Follow-up care is the care given after active treatment for lung cancer is over. It focuses on:

  • helping the person recover from the cancer and treatments
  • finding cancer early if it comes back

To learn more about follow-up care, visit the Canadian Cancer Society.

Managing Ongoing Symptoms

A person may have symptoms from cancer for months or years after treatment has ended. These are called long-term effects or late effects.

If you have ongoing symptoms after being treated for cancer, you can find information on how to manage them in our Symptom and Side Effect Management guides.

To better understand the late or long-term effects of cancer treatment, visit the Canadian Cancer Society for a helpful overview.

End-of-Life Care

Each person has a different experience during their final months and days of life. Their symptoms may change as their illness continues, and their needs for information and support will be unique. Family members will also have questions, concerns and needs of their own.

If you are helping a family member through their final months of life, talk to your healthcare team about your questions and concerns as they come up. They can give you information and resources to support you and your family, and help you make decisions and plan for end-of-life care.
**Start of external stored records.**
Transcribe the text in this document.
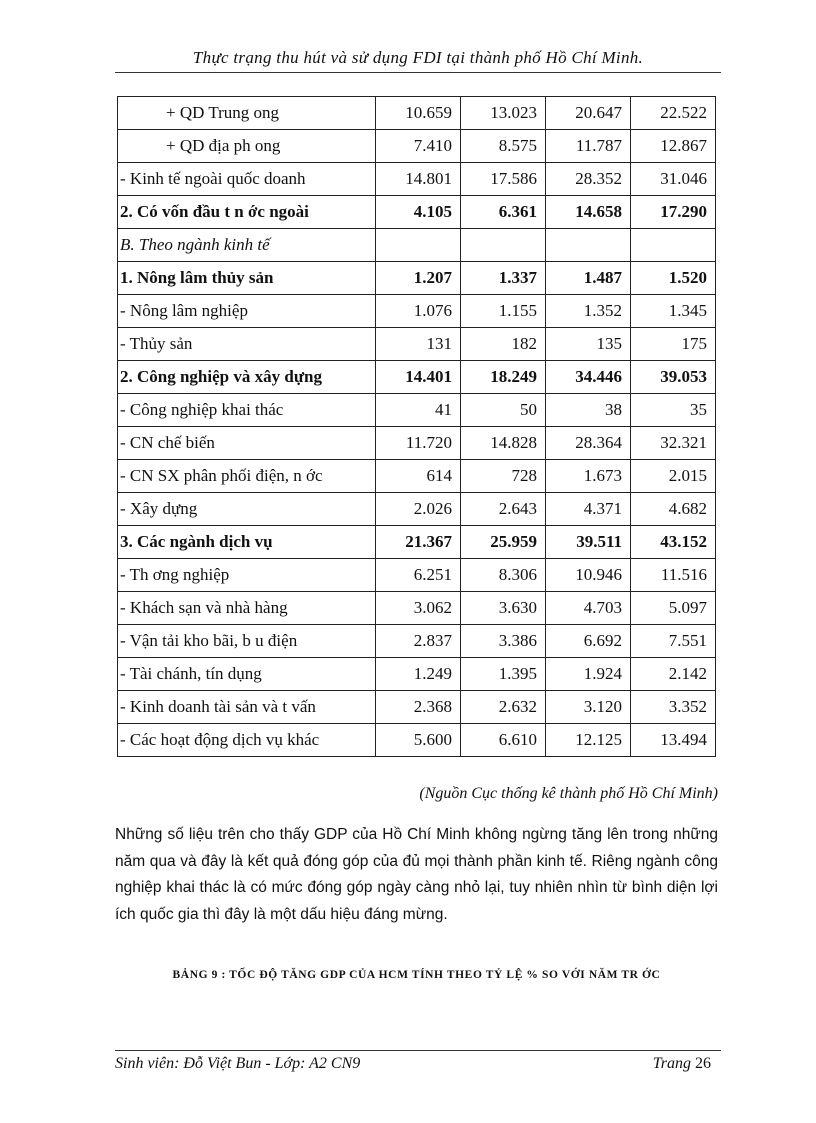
Thực trạng thu hút và sử dụng FDI tại thành phố Hồ Chí Minh.
+ QD Trung ong	10.659	13.023	20.647	22.522
+ QD địa ph ong	7.410	8.575	11.787	12.867
- Kinh tế ngoài quốc doanh	14.801	17.586	28.352	31.046
2. Có vốn đầu t n ớc ngoài	4.105	6.361	14.658	17.290
B. Theo ngành kinh tế				
1. Nông lâm thủy sản	1.207	1.337	1.487	1.520
- Nông lâm nghiệp	1.076	1.155	1.352	1.345
- Thủy sản	131	182	135	175
2. Công nghiệp và xây dựng	14.401	18.249	34.446	39.053
- Công nghiệp khai thác	41	50	38	35
- CN chế biến	11.720	14.828	28.364	32.321
- CN SX phân phối điện, n ớc	614	728	1.673	2.015
- Xây dựng	2.026	2.643	4.371	4.682
3. Các ngành dịch vụ	21.367	25.959	39.511	43.152
- Th ơng nghiệp	6.251	8.306	10.946	11.516
- Khách sạn và nhà hàng	3.062	3.630	4.703	5.097
- Vận tải kho bãi, b u điện	2.837	3.386	6.692	7.551
- Tài chánh, tín dụng	1.249	1.395	1.924	2.142
- Kinh doanh tài sản và t vấn	2.368	2.632	3.120	3.352
- Các hoạt động dịch vụ khác	5.600	6.610	12.125	13.494
(Nguồn Cục thống kê thành phố Hồ Chí Minh)
Những số liệu trên cho thấy GDP của Hồ Chí Minh không ngừng tăng lên trong những năm qua và đây là kết quả đóng góp của đủ mọi thành phần kinh tế. Riêng ngành công nghiệp khai thác là có mức đóng góp ngày càng nhỏ lại, tuy nhiên nhìn từ bình diện lợi ích quốc gia thì đây là một dấu hiệu đáng mừng.
BẢNG 9 : TỐC ĐỘ TĂNG GDP CỦA HCM TÍNH THEO TỶ LỆ % SO VỚI NĂM TR ỚC
Sinh viên: Đỗ Việt Bun - Lớp: A2 CN9	Trang 26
For more information, go to the Palliative Care page.

Facts

  • In 2013, there were 9,757 cases of lung cancer diagnosed in Ontario, making it the 2nd most common cancer. There were also 6,736 deaths from lung cancer, making it the leading cause of cancer death.
  • One in 13 Ontarians is expected to develop lung cancer in their lifetime and 1 in 16 is expected to die from it.
  • Lung cancer rates have been going up in women since the 1980s, but this trend has slowed since 1995. In men, the rates have remained stable since the late 2000’s. Since the late 1980s, deaths from lung cancer have been going down in men and women, with a faster rate of decline in men compared to women.
  • Women under the age of 50 have higher rates of lung cancer than men under the age of 50.
  • People diagnosed with lung cancer are 20% as likely to survive 5 years after diagnosis compared to similar people in the general population.